Киселёв: Кстати, на Украине никто «крышку не закручивал». Наоборот, никаких ограничений. В начале 2000-х там можно было все. В политическом смысле. Никаких внутренних сдерживающих центров и моральных ограничений. А приехали сам знаешь к чему. Так что не в «крышке» дело.

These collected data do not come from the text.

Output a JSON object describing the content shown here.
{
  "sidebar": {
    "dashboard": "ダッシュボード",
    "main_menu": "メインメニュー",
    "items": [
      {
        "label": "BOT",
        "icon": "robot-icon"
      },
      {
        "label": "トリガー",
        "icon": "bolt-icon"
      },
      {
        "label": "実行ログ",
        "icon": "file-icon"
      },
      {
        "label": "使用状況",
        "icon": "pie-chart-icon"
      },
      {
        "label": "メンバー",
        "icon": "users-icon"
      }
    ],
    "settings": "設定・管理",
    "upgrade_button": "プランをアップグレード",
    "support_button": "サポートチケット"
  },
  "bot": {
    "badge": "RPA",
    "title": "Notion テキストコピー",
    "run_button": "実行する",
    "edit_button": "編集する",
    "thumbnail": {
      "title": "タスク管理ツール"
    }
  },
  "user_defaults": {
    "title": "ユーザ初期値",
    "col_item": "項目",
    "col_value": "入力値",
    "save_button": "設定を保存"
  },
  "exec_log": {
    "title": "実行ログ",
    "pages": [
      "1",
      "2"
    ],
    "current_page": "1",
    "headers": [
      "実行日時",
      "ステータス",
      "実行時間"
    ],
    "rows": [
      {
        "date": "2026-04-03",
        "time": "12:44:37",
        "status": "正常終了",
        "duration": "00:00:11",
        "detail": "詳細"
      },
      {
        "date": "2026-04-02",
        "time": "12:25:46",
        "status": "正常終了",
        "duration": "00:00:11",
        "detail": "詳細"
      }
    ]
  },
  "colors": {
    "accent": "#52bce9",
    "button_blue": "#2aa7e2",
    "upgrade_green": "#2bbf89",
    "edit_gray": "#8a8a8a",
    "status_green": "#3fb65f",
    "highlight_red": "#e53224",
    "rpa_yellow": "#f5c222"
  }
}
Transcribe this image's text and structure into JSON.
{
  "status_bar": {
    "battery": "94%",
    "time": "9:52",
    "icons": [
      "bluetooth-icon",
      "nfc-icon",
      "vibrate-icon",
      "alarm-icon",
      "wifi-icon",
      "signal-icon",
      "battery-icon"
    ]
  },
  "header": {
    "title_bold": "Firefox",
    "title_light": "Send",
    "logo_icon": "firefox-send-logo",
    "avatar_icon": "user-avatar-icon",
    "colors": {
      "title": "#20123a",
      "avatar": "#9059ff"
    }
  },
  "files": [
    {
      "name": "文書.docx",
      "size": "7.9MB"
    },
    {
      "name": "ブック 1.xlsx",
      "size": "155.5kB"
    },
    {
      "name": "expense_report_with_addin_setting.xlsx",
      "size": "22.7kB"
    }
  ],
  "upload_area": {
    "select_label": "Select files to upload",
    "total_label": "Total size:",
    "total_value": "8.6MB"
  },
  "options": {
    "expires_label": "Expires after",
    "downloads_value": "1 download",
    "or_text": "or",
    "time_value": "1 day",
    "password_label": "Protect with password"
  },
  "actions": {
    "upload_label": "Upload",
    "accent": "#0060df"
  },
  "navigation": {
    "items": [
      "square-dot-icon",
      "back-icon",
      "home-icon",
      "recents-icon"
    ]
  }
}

Что же до демократических ценностей, то я их и сейчас отстаиваю. И, кстати, считаю себя бо́льшим демократом, даже бо́льшим либералом, чем непримиримая демшиза где-нибудь на «Эхе». Я ведь считаю, что они имеют право на существование, а они меня воспринимают как нечто неприемлемое. Я убежден, что свобода слова – важная ценность для России, и, к счастью, диапазон свободы слова в нашей стране, конечно, гораздо шире, чем в Европе, в Соединенных Штатах и в той же Украине. У нас ты можешь сказать, что любишь Путина или не любишь Путина – об этом можно сколько угодно говорить на государственном телевидении, – или любишь геев, или не любишь геев. А если ты скажешь в Америке или в Европе, на их замечательном частном телевидении, что любишь Путина, но не любишь геев, – ну, я хотел бы посмотреть на профессиональную судьбу такого журналиста. У нас популярный писатель Виктор Ерофеев в телеэфире на всю страну говорит, что Ленинград немцам нужно было сдать. И ничего, прокричались, и Виктор Ерофеев, укрепив свою репутацию оригинала, выступает, пишет и публикуется дальше. Пусть какой-нибудь английский писатель попробует сказать в телеэфире, что он бы сдал Лондон Гитлеру!.. Невозможно. Будет проклят. И не скажет такого никто и никогда. Зато у нас реально можно молоть в публичном пространстве все что угодно. Ксения Ларина говорила, что ее «от патриотизма тошнит червяками и вишневыми косточками», и прекрасно до недавнего времени продолжала работать в эфире «Эха Москвы», до тех пор, пока некий сексуальный маньяк не напал с ножом на Татьяну Фельгенгауэр. Историю эту наши непримиримые либералы истолковали как акт политической репрессии, а Ларину якобы «эвакуировали» из России. Это, к слову, очень глупо выглядело. Ну хочется пожить ей еще где-то – пусть поживет. Но никто абсолютно не ограничивает здесь свободу слова. Да, собственно, что ограничивать? Что она говорит такого сверхъестественного?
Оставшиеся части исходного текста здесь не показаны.